Ultimately, I think a lot of us can be less whiny, including me.  And a lot of us can be more compassionate as well.

I've tried to be more accepting of the nature of my being.  Some people are just more unfortunate than others but with bad luck.  Some are unfortunate but the odds are in their favor.  Some people are naturally happy and some are born bleeding.  Yep, I'm the hemophiliac.  I've made a conscious effort to stop blaming God for my troubles.  It's conceited to think he'd single me out and send a mack truck full of crap barreling into me.  At best, he loves me.  At worst, he doesn't care.  Either way, it's not helping my condition.  What is love without action?  If I don't know about it, does it really count?  Not in my opinion.

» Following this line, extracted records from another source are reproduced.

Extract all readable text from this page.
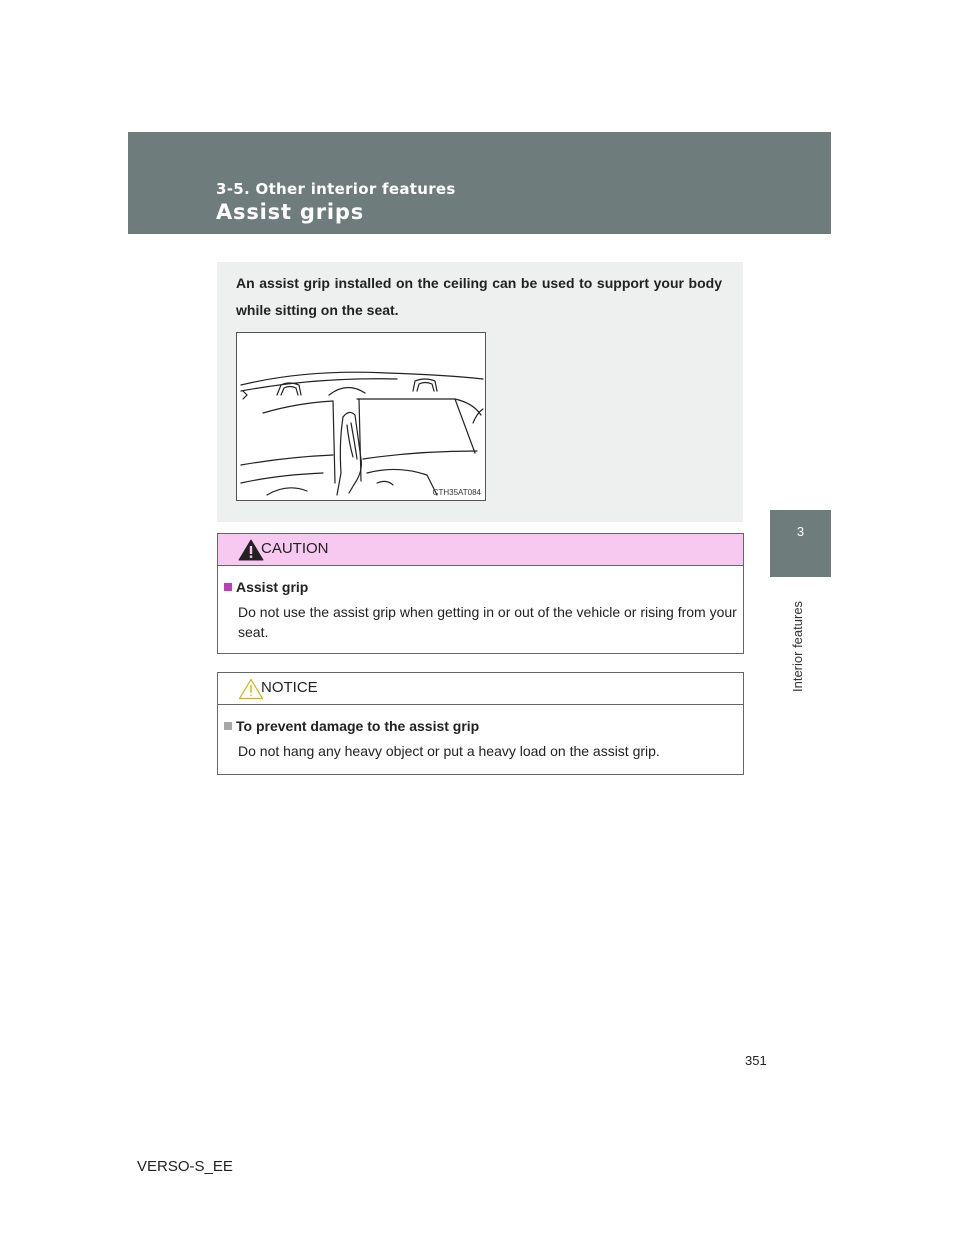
3-5. Other interior features
Assist grips
3
Interior features
An assist grip installed on the ceiling can be used to support your body while sitting on the seat.
CTH35AT084
CAUTION
Assist grip
Do not use the assist grip when getting in or out of the vehicle or rising from your seat.
NOTICE
To prevent damage to the assist grip
Do not hang any heavy object or put a heavy load on the assist grip.
351
VERSO-S_EE
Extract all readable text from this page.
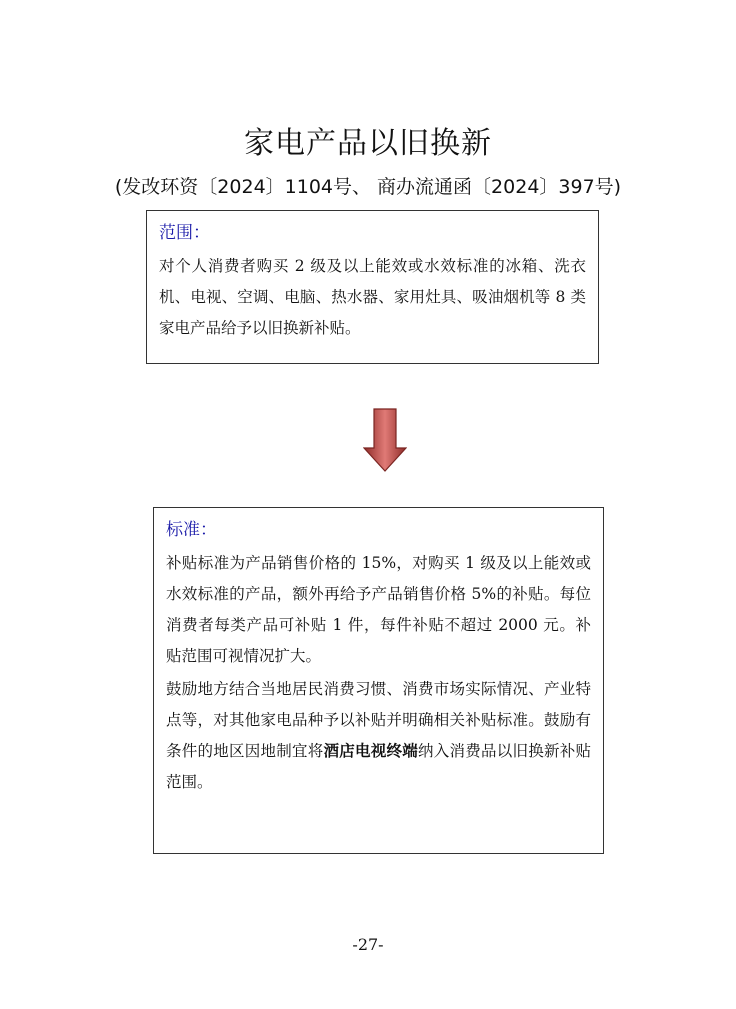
家电产品以旧换新
(发改环资〔2024〕1104号、 商办流通函〔2024〕397号)
范围：

对个人消费者购买 2 级及以上能效或水效标准的冰箱、洗衣机、电视、空调、电脑、热水器、家用灶具、吸油烟机等 8 类家电产品给予以旧换新补贴。

标准：

补贴标准为产品销售价格的 15%，对购买 1 级及以上能效或水效标准的产品，额外再给予产品销售价格 5%的补贴。每位消费者每类产品可补贴 1 件，每件补贴不超过 2000 元。补贴范围可视情况扩大。

鼓励地方结合当地居民消费习惯、消费市场实际情况、产业特点等，对其他家电品种予以补贴并明确相关补贴标准。鼓励有条件的地区因地制宜将酒店电视终端纳入消费品以旧换新补贴范围。

-27-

I'm just trying to learn to take the blows and keep it moving.  And I complain to get some of the pain off my chest.  It helps and I don't care.  I don't have to justify  myself to anyone 'cause no one knows the extent of my imbalanced brain.  But I try to justify myself anyway.  And I vent to people because I want them to know I'm not a victim and bad stuff really does happen to me.  I point out specific examples, sometimes as they happen, to show them I'm not making it up or playing a role.

But am I trying to convince them or myself?  

Thursday, January 3, 2013

devil on your back

"And every demon wants his pound of flesh..."
-Florence and the Machine, Shake it Out

Do we all have demons?  Are we all required to claim a vice at the beginning of our lives?  The world is stained red and we have to suit up with sex or alcohol just to make it through.  We all feel the pull of pain and we choose different methods of self-medicating.

My method's with the marshmallows.  I eat my feelings.  I stuff down my pain with pasta.  I'm fat.  I'm in the fat group.  That's my addiction.  That's my comfort.  That's my demon.  And it's disheartening to know I'm a part of such a problem.

I'm the fat stomach the camera from one of those news segments covering "Fat America" zooms in on as I walk across the street.  I'm the open mouth stuffing fries into my face.  I am the target audience for diet pill advertisements and fat burning exercise infomercials.  I am inundated with Burger King coupons and thin model magazines.  I'm torn between the temptation and the torture.  My brain is assaulted by all these mixed messages of decadence and deltoids.

The holidays hit me pretty hard.  I have to admit, despite my weight loss and my new healthy attitude toward food, I'm still addicted to the (good) bad stuff.  And for the past two months, I have shoveled food in my mouth at any given opportunity.  Naturally, I let myself go during Thanksgiving and Christmas but I also went wild in the days between.  Let's not forget my birthday was also wedged in there so I had to celebrate with a gigantic pizza and cake.  I ate a lot of fast food and couldn't wait until dessert so I could dig into marble cake with whipped icing or Mom's homemade peanut butter balls with almond bark.  I ate with abandon and didn't give a crap.

I always justified my eating habits by saying it was a temporary holiday thing and I would go back to normal after Christmas.  But now that it's the new year, things are hard.  All I want is more cake and that's something I wouldn't have dreamed of five months ago.  Did I somehow change my chemicals by eating healthier and then changed them again by eating garbage?

If so, the transition begins yet again.